The required brand loyalty from Miller crazy - friends who have worked for them will pour non-miller beverages into glassware so that they can't be photographed holding a competitor's product. This is not in public mind you, but at someone else's apartment and not on company time.
Not sure if Budweiser / AB does the same thing back but its a really backwards way to run a company culture.
Also something similar. A motorcycle (scooter) company in Taiwan only allows their own brand motorcycle into the company parking lot. So if you commute with a non-company scooter, good luck finding parking.
Counterpoint to that: I've been shopping with my girlfriend for a new scooter for her over the past few days. We went to the Yamaha dealer which has limited space for parking in front so all the staff bikes are mixed up with the show bikes (it's Vietnam so 10 staff = 10 staff bikes).
We got to see the Honda equivalent parked right next to the Yamaha we were considering (Honda Scoopy vs Yamaha Mio Classico) and decided it looked nicer. Didn't decide yet but she'll probably get the Honda.
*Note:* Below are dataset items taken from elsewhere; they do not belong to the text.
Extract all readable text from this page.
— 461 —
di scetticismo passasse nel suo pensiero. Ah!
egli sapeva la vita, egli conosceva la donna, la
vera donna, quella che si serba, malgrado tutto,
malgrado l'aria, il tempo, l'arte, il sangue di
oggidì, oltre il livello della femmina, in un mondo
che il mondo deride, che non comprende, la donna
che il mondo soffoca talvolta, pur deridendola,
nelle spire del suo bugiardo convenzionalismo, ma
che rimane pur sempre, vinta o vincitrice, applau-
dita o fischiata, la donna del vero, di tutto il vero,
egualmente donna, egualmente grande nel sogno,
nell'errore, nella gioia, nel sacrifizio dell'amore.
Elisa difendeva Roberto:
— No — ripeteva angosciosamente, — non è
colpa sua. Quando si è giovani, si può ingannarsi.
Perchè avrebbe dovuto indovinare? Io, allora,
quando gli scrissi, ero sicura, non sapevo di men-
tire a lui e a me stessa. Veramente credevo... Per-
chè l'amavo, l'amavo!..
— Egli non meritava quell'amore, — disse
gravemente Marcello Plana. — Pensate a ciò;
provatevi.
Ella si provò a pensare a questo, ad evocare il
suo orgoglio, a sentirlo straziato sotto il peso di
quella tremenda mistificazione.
So if people are going to the building to be impressed by your bikes, yeah I can see that it's reasonable to avoid having them parked right next to your competitors bikes where the customers will walk past them. That counts x1000 for the head office where the customer might be shopping for an entire dealership instead of just one bike.
This doesn't mean it's ok to say what bikes your staff can drive or what beer they can drink, of course. But branding at your own company premises is something that you can and probably should control.
Company brand-only parking is typically a thing in the American automotive plants as well, and is also negotiated as part of the union package. Some people that work at the plant and don't want to drive company end up just buying a company beater to get a remotely decent parking spot instead of walk a mile or two through a sea of remote non-brand parking...
AB did this for sure before the merger. Working there during my prime, going-out-to-the-bars age, I was told that I should only buy AB products and make sure the label was turned outward for others to see. Thought it was weird but I only drink whisky so it didn't really affect me.
When I was driving transport truck I applied for a job at Coca-cola, and was told after the interview I wouldn't be getting the job, because their security cameras saw me drinking a Pepsi while driving in the parking lot. Apparently it's against policy and a firable offense to be caught drinking a non-Coca-cola product on-property or in-uniform anywhere.
At least with this there's the actual lawsuit from the lady's firm and to MSG's slight credit there's no way for them to know who is and isn't working on their case (it'd be even worse if they did somehow know who exactly in a large firm was working exactly on their case to be honest).
When you say 'law', you're talking about the 500-year old law that codifies what you can put in beer? (reinheitsgebot) or did you have something else in mind?
This joke is typically boring, but you've raised it to the height of "in poor taste" by wielding it to segue out of the serious subject of a man losing his job.
He worked for a company that Miller Brewing company contacted with and a newspaper took a photo of him at a public event drinking Budweiser.
Different situation, same kind of pettiness and retaliation.